The Washington, D.C.-based American Tort Reform Association is a national organization dedicated to tort and liability reform.
An affiliate, the American Tort Reform Foundation, has since 2002 documented jurisdictions that it terms “judicial hellholes,” in which, the foundation contends, “civil court judges systematically apply laws and court procedures in an unfair and unbalanced manner, generally to the disadvantage of defendants.”
The foundation’s 2018-2019 report names the following as the nation’s “most unfair” regions, courts and legislative bodies presiding over civil litigation.
- California
- Florida
- New York City
- St. Louis
- Louisiana
- Philadelphia Court of Common Pleas
- New Jersey Legislature
- Madison and St. Clair Counties, Illinois
- St. Paul and Minneapolis, Minnesota
Wherever it occurs, social inflation, which is the tendency of jurors to award higher sums over time for successful tort liability claims, is an ongoing phenomenon that has little to do with the merits of the case—or even the law in some instances. There is no hard evidence identifying the specific reason for continuously escalating liability verdicts, but among theorized causes are:
- General fatigue toward corporations and organizations
- A belief, based on the high salaries of some executives, celebrities and others, that corporations have unlimited funds to settle litigation claims
- A sense that wrongs in society must be righted
- Greater attorney involvement in claims, which often lengthens the time frame of claims and their severity
- Litigation financing, which provides more investor money to plaintiffs to fund liability litigation in exchange for a share of settlements.
Social inflation makes it more difficult to properly price liability insurance and, in some cases, write it altogether.
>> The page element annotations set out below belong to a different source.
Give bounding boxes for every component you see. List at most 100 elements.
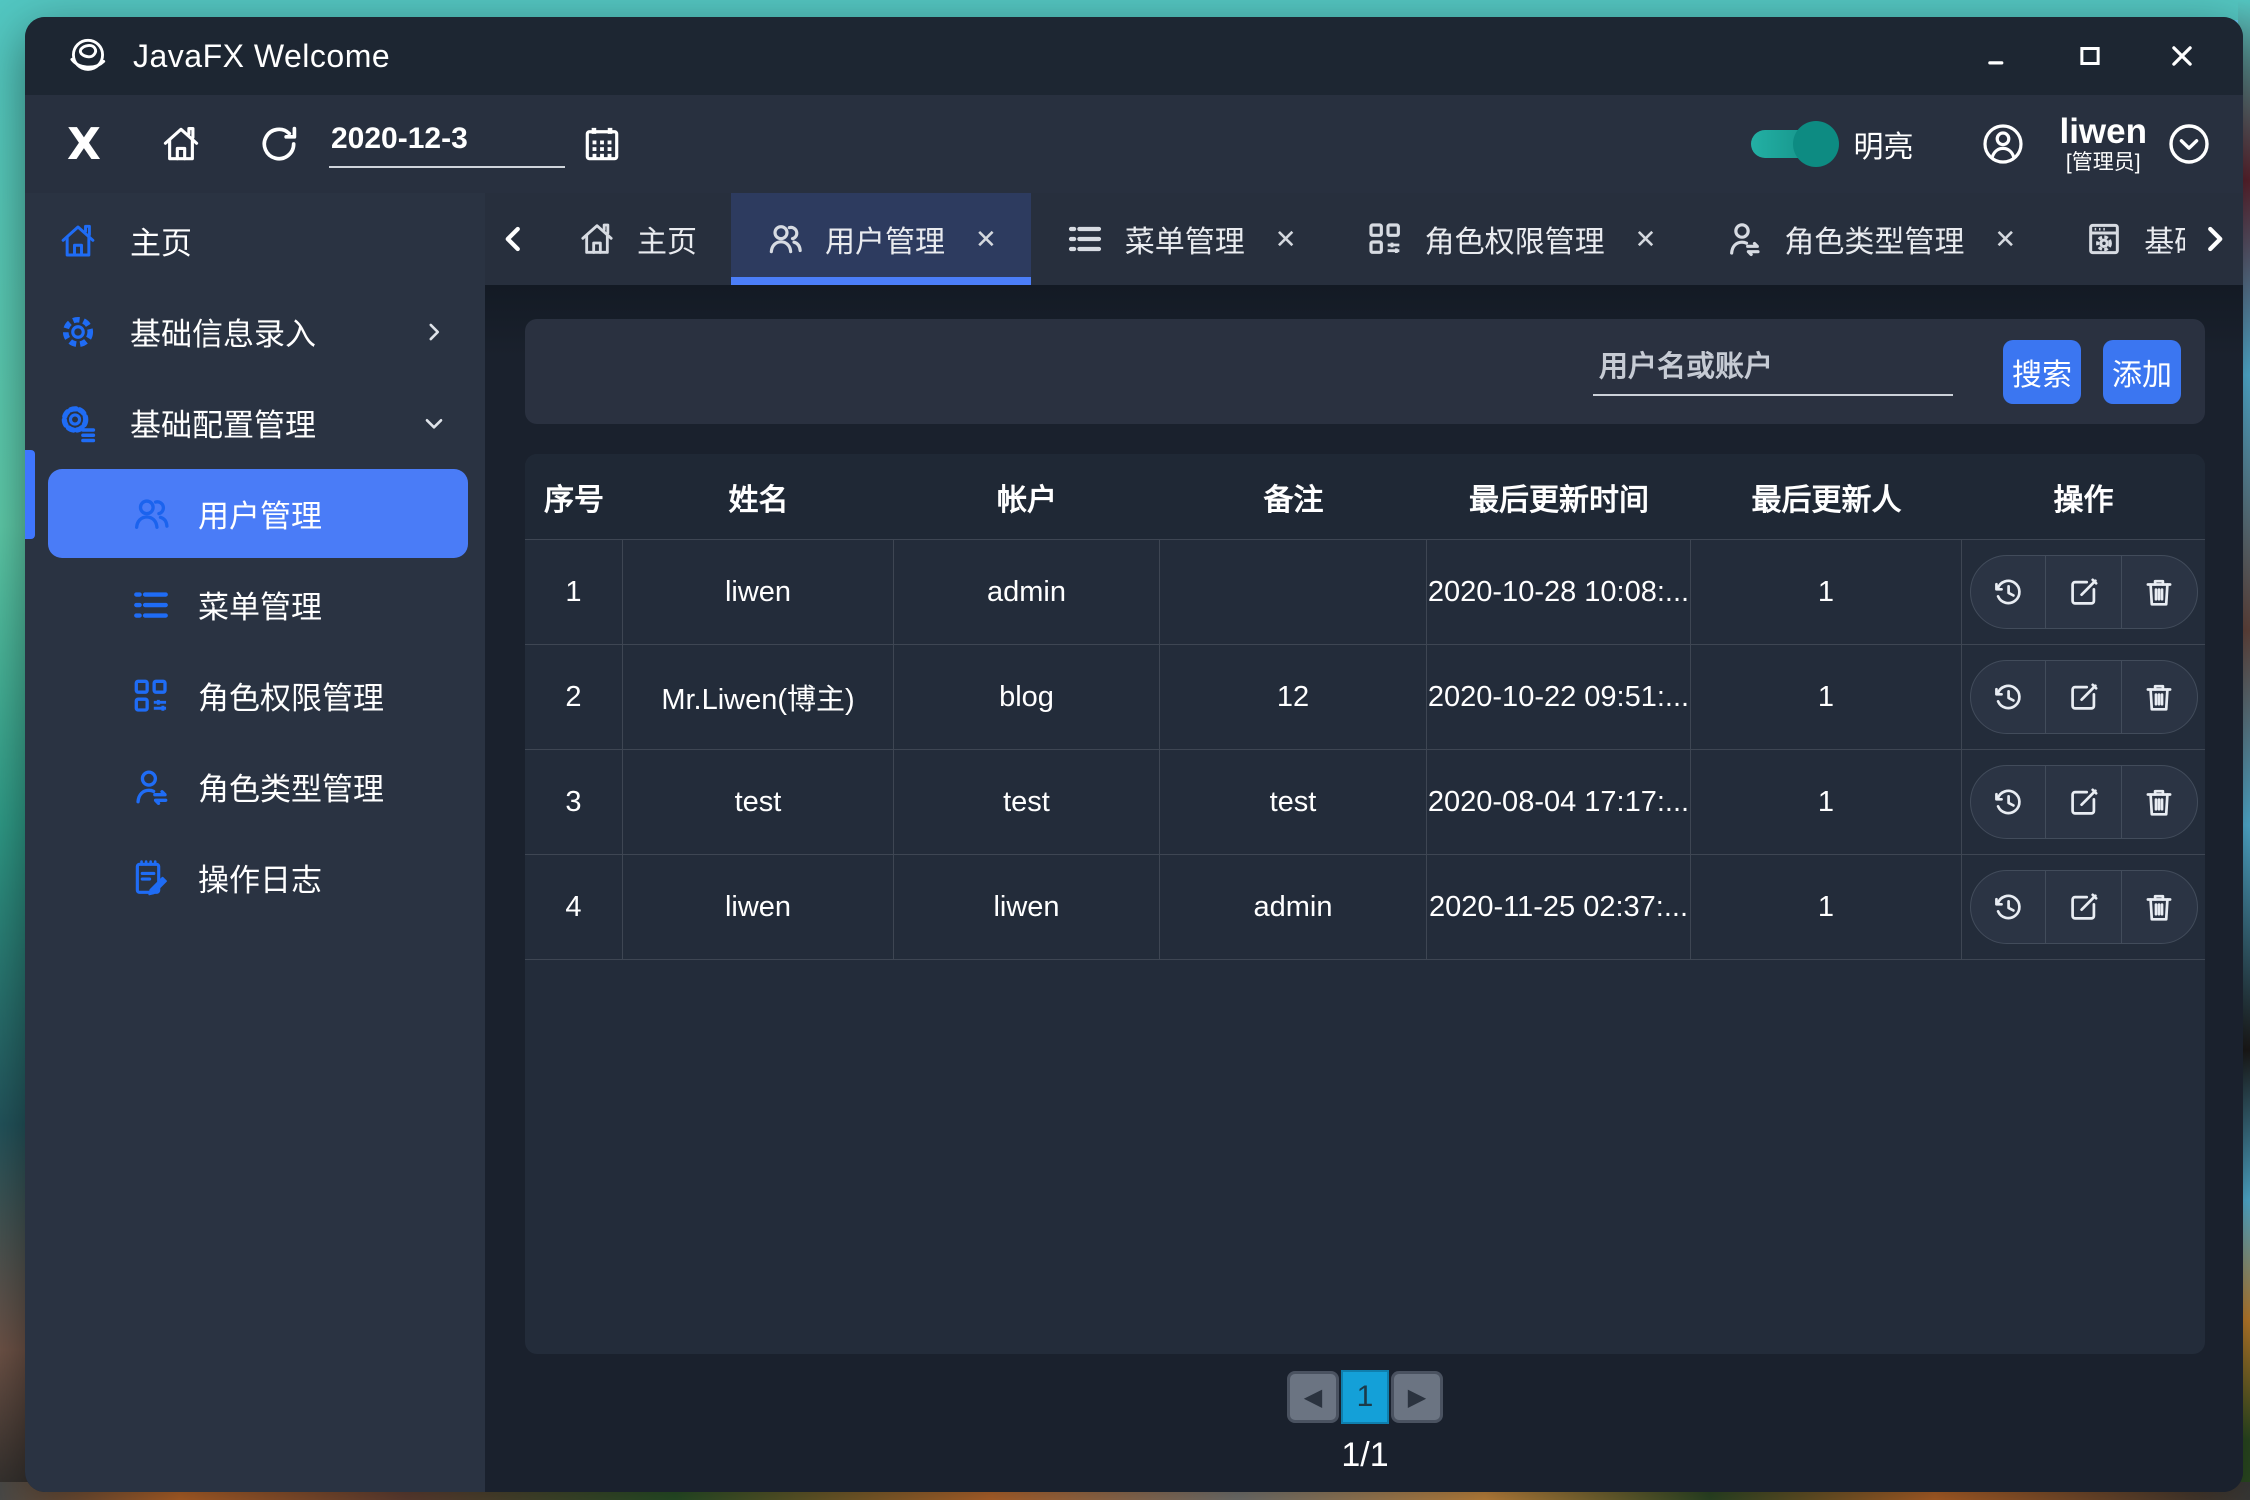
sidebar-item-home[interactable]: 主页 [25, 195, 485, 286]
chevron-down-icon [421, 410, 447, 436]
sidebar-item-operation-log[interactable]: 操作日志 [25, 832, 485, 923]
search-input[interactable] [1593, 347, 1953, 396]
person-swap-icon [1724, 219, 1764, 259]
edit-icon [2066, 784, 2102, 820]
sidebar-item-menu-management[interactable]: 菜单管理 [25, 559, 485, 650]
content: 搜索 添加 序号 姓名 帐户 备注 最后更新时间 最后更新人 操作 [485, 285, 2243, 1492]
grid-sliders-icon [1365, 219, 1405, 259]
calendar-icon[interactable] [581, 123, 623, 165]
tab-basic[interactable]: 基础 [2050, 193, 2185, 285]
tab-close-icon[interactable]: ✕ [1275, 224, 1297, 255]
edit-button[interactable] [2046, 556, 2122, 628]
sidebar-item-label: 菜单管理 [198, 582, 322, 627]
tab-close-icon[interactable]: ✕ [1635, 224, 1657, 255]
minimize-button[interactable] [1981, 39, 2015, 73]
cell-actions [1962, 855, 2205, 959]
delete-button[interactable] [2122, 661, 2197, 733]
home-icon [577, 219, 617, 259]
delete-button[interactable] [2122, 556, 2197, 628]
user-avatar-icon[interactable] [1979, 120, 2027, 168]
cell-actions [1962, 645, 2205, 749]
sidebar-item-label: 主页 [130, 218, 192, 263]
cell-no: 1 [525, 540, 623, 644]
window-gear-icon [2084, 219, 2124, 259]
app-logo-icon [65, 33, 111, 79]
cell-updater: 1 [1691, 750, 1962, 854]
close-button[interactable] [2165, 39, 2199, 73]
sidebar-item-basic-info-entry[interactable]: 基础信息录入 [25, 286, 485, 377]
log-icon [130, 857, 172, 899]
list-icon [130, 584, 172, 626]
edit-button[interactable] [2046, 661, 2122, 733]
theme-toggle-knob [1793, 121, 1839, 167]
tab-label: 菜单管理 [1125, 217, 1245, 261]
tab-scroll-right-button[interactable] [2185, 193, 2243, 285]
delete-button[interactable] [2122, 766, 2197, 838]
x-logo-button[interactable]: X [63, 119, 105, 170]
user-menu-chevron-icon[interactable] [2165, 120, 2213, 168]
users-icon [130, 493, 172, 535]
tab-scroll-left-button[interactable] [485, 193, 543, 285]
history-button[interactable] [1971, 556, 2047, 628]
person-swap-icon [130, 766, 172, 808]
table-row[interactable]: 2 Mr.Liwen(博主) blog 12 2020-10-22 09:51:… [525, 645, 2205, 750]
column-header: 最后更新人 [1691, 454, 1962, 539]
sidebar-item-user-management[interactable]: 用户管理 [48, 469, 468, 558]
list-icon [1065, 219, 1105, 259]
table-header: 序号 姓名 帐户 备注 最后更新时间 最后更新人 操作 [525, 454, 2205, 540]
edit-button[interactable] [2046, 871, 2122, 943]
column-header: 操作 [1962, 454, 2205, 539]
sidebar-item-basic-config[interactable]: 基础配置管理 [25, 377, 485, 468]
refresh-button[interactable] [257, 122, 301, 166]
prev-page-button[interactable]: ◀ [1287, 1371, 1339, 1423]
search-button[interactable]: 搜索 [2003, 340, 2081, 404]
cell-name: liwen [623, 540, 894, 644]
sidebar-item-label: 角色类型管理 [198, 764, 384, 809]
search-panel: 搜索 添加 [525, 319, 2205, 424]
row-actions [1970, 555, 2198, 629]
users-icon [765, 219, 805, 259]
tab-role-type[interactable]: 角色类型管理 ✕ [1690, 193, 2050, 285]
table-row[interactable]: 4 liwen liwen admin 2020-11-25 02:37:...… [525, 855, 2205, 960]
maximize-button[interactable] [2073, 39, 2107, 73]
home-button[interactable] [159, 122, 203, 166]
tab-home[interactable]: 主页 [543, 193, 731, 285]
pagination: ◀ 1 ▶ 1/1 [525, 1354, 2205, 1475]
history-icon [1990, 784, 2026, 820]
next-page-button[interactable]: ▶ [1391, 1371, 1443, 1423]
cell-updated: 2020-10-22 09:51:... [1427, 645, 1691, 749]
tab-menu-management[interactable]: 菜单管理 ✕ [1031, 193, 1331, 285]
sidebar-item-role-type[interactable]: 角色类型管理 [25, 741, 485, 832]
table-empty-space [525, 960, 2205, 1354]
grid-sliders-icon [130, 675, 172, 717]
add-button[interactable]: 添加 [2103, 340, 2181, 404]
cell-updated: 2020-11-25 02:37:... [1427, 855, 1691, 959]
theme-toggle[interactable] [1751, 130, 1829, 158]
table-row[interactable]: 3 test test test 2020-08-04 17:17:... 1 [525, 750, 2205, 855]
delete-button[interactable] [2122, 871, 2197, 943]
edit-button[interactable] [2046, 766, 2122, 838]
edit-icon [2066, 679, 2102, 715]
row-actions [1970, 660, 2198, 734]
tab-label: 基础 [2144, 217, 2185, 261]
date-input[interactable]: 2020-12-3 [329, 120, 565, 168]
user-table-panel: 序号 姓名 帐户 备注 最后更新时间 最后更新人 操作 1 liwen admi… [525, 454, 2205, 1354]
tab-close-icon[interactable]: ✕ [1994, 224, 2016, 255]
home-icon [57, 220, 99, 262]
app-window: JavaFX Welcome X 2020-12-3 明亮 liwen [管理员… [25, 17, 2243, 1492]
sidebar: 主页 基础信息录入 基础配置管理 用户管理 菜单管理 [25, 193, 485, 1492]
tab-user-management[interactable]: 用户管理 ✕ [731, 193, 1031, 285]
cell-no: 4 [525, 855, 623, 959]
sidebar-item-role-permission[interactable]: 角色权限管理 [25, 650, 485, 741]
history-button[interactable] [1971, 766, 2047, 838]
table-row[interactable]: 1 liwen admin 2020-10-28 10:08:... 1 [525, 540, 2205, 645]
tabbar: 主页 用户管理 ✕ 菜单管理 ✕ 角色权限管理 ✕ [485, 193, 2243, 285]
cell-account: test [894, 750, 1160, 854]
current-page-button[interactable]: 1 [1341, 1370, 1389, 1424]
row-actions [1970, 765, 2198, 839]
history-button[interactable] [1971, 661, 2047, 733]
history-button[interactable] [1971, 871, 2047, 943]
tab-close-icon[interactable]: ✕ [975, 224, 997, 255]
tab-role-permission[interactable]: 角色权限管理 ✕ [1331, 193, 1691, 285]
theme-label: 明亮 [1853, 122, 1913, 166]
“We don’t believe we can get an adequate rate in many locations,” says Rob Francis, executive vice president for underwriting and operations of ProAssurance Corp. “There are states and locations in states where pricing has not reached the point where it adequately covers losses, and we are very wary to do business in some jurisdictions, such as West Virginia, that are known as plaintiff-friendly jurisdictions where it is difficult to defend.”